Produced by a Girl Artist Interview -
Hi! I see you are part of a very few (female) accordionists in the world writing and producing your own music and pursuing an international career with it - what has been the most rewarding part of that journey for you?
It feels that the sky is the limit. Nobody expects anything or has a clear picture of how I should sound, that is a very liberating feeling and it makes me to navigate freely in my creative work. No boundaries. Just ideas and unexpected creative processes.
When did you know you wanted to become a producer and composer?
There was a reel to reel tape recorder at home as my dad is also a musician and we had a lot of instruments and other musical stuff at home. One of my earliest memories go back to 80ies when a little me was listening to Boney M from this very tape recorder and singing along with Bobby Farrell "Bahama, bahama mama". I have always loved to sing, dance, play music, so that kind of is my call, I guess. And my main instrument free-bass accordion is such a versatile and multifaceted instrument that it has still not stopped being interesting. I have been creating music as long as I can remember, from small instrumental pieces to sad teenage singer songwriter songs to arrangements for bigger groups and nowadays I have also added electronics. This work is just never getting boring.
What was it like creating music in different parts of the world?
I have created Playscapes from my memories and experiences during the last about 20 years in those five countries - Estonia, Finland, Sweden, The UK and Japan which have been in some ways significant to me as a musician and a person. My everyday life is taking place simultaneously in different countries, so I am used to move between countries and all those expressions and prints affect my music making. It fell really naturally to make an album like Playscapes.
What’s your biggest dream in your music journey you’re looking to come true?
I would like to perform at BBC proms playing my own music, to meet Terry Riley as my music has been said to have influences from his work, to play together with Polish pianist and composer Hania Rani, to compose film music and to just embrace everything life has to offer me with open arms. I have never had just one big dream, more like different things I wish would happen and usually they do happen if I have a clear vision in my head.
Please explain your creative process.
Oh, it can happen in many different ways. There can be a melody which plays in my head and then I start to compose from there. It can be a sound from the nature or urban environment, basically any sound which can trigger a whole tune or lay a foundation for a couple of tunes. Sometimes I just sit and play my accordion and record everything and choose the best parts from the recordings to compose a tune from there. Or I just play the piano and get some inspiration from there.
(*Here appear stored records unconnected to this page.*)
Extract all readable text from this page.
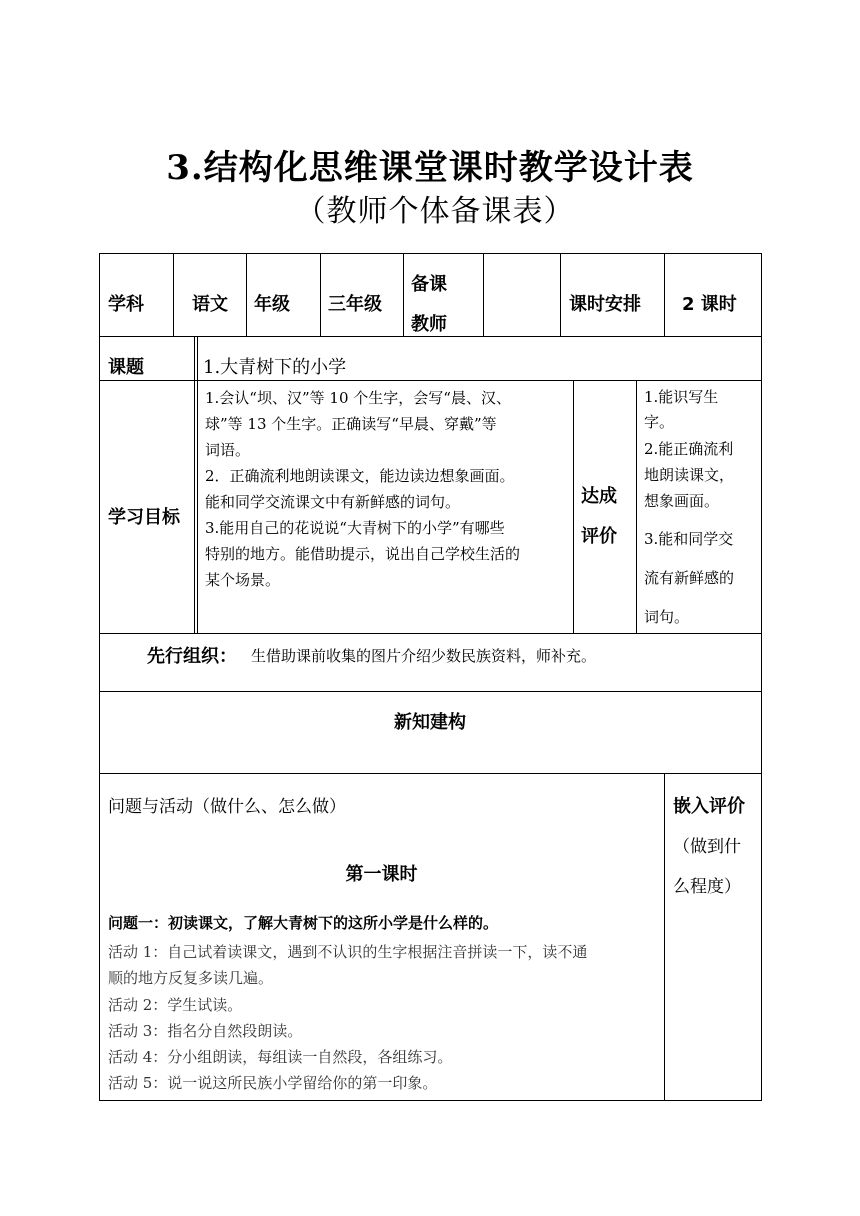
3.结构化思维课堂课时教学设计表
（教师个体备课表）
学科	语文 年级 三年级
备课
教师
课时安排 2 课时
课题	1.大青树下的小学
学习目标
1.会认“坝、汉”等 10 个生字，会写“晨、汉、
球”等 13 个生字。正确读写“早晨、穿戴”等
词语。
2．正确流利地朗读课文，能边读边想象画面。
能和同学交流课文中有新鲜感的词句。
3.能用自己的花说说“大青树下的小学”有哪些
特别的地方。能借助提示，说出自己学校生活的
某个场景。
达成
评价
1.能识写生
字。
2.能正确流利
地朗读课文，
想象画面。
3.能和同学交
流有新鲜感的
词句。
先行组织： 生借助课前收集的图片介绍少数民族资料，师补充。
新知建构
问题与活动（做什么、怎么做）
第一课时
问题一：初读课文，了解大青树下的这所小学是什么样的。
活动 1：自己试着读课文，遇到不认识的生字根据注音拼读一下，读不通
顺的地方反复多读几遍。
活动 2：学生试读。
活动 3：指名分自然段朗读。
活动 4：分小组朗读，每组读一自然段，各组练习。
活动 5：说一说这所民族小学留给你的第一印象。
嵌入评价
（做到什
么程度）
Robertsfors, the first tune on Playscapes was born from an Estonian zither riff I recorded and then added some other stuff rather spontaneously. I tried to rerecord it in a proper studio environment but the vibe was never the same, so we used the original recording for the album.
What’s an average day like for you with music?
I can play the whole day both acoustically and mixing it with electronics when I am practising alone. I love to experiment with my gear and to test new settings, follow tutorials. But I still need to have some kind of framework to keep it all on the track, so usually I will structure my days after whatever projects I am working on. But I also love to just make music without any tasks or deadlines. I think that both those processes are needed for the creativity.
What’s your favorite performance been and why?
There are a few of them. Once I played a solo concert in over 40 degrees Celsius outside in a festival tent in Milano. I was soaking wet on the stage but the audience was great and there were cool urban sounds happening around me during the concert, so that was quite special and inspiring. There was also a concert in the Norwegian Church in Cardiff with Finnish pianist Timo Alakotila and Welsh guitarist Dylan Fowler where we played my music and somehow got the vibe just right. We are all still talking about that concert. I also did an acoustic solo live on top of the old lighthouse on the little Estonian island called Ruhnu will forever stay in my system too.
Do you have any big projects or shows coming up?
The biggest project right now is to get the Playscapes live going on with all the live videos and lights. I will also release a film in my social channels from the release concert in April 2023. At the end of March I will release a music video for the Reval:Pettäsaamislugu song. Under meantime there will be some gigs in Europe and hopefully Asia too. The album making process was really intense, so I am letting it all sink before I get properly into touring. I am also writing some new music to a little show premiering in the Maritime Museum in Stockholm in April.
What are you working on next?
I have many ideas but I am not in a rush to push them into something visible and hearable. There is definitely a new album forming itself in my head already, the development of my live solo set is quite a lot of work, I am still working on choosing the most suitable gear and setup to be able to tour comfortably. I would also like to play my music together with a chamber orchestra. I am learning how to work without putting too much pressure on myself and my colleagues so I like to be here and now in everything I do and first feel the vibe and the go with it.
What does the term Produced By a Girl mean to you?
I hear support and sisterhood. It reminds me of Keychange project where I had the honour to participate last year. Keychange is a movement fighting for a sustainable music industry and it supports talented but underrepresented artists and encourages organisations to take a pledge for gender equality. I think that everyone has an equal right to be heard and seen regardless the gender, age, nationality, etc And I very much want to work towards those values in the industry and I choose my collaborative partners according to those values. We are all in this together.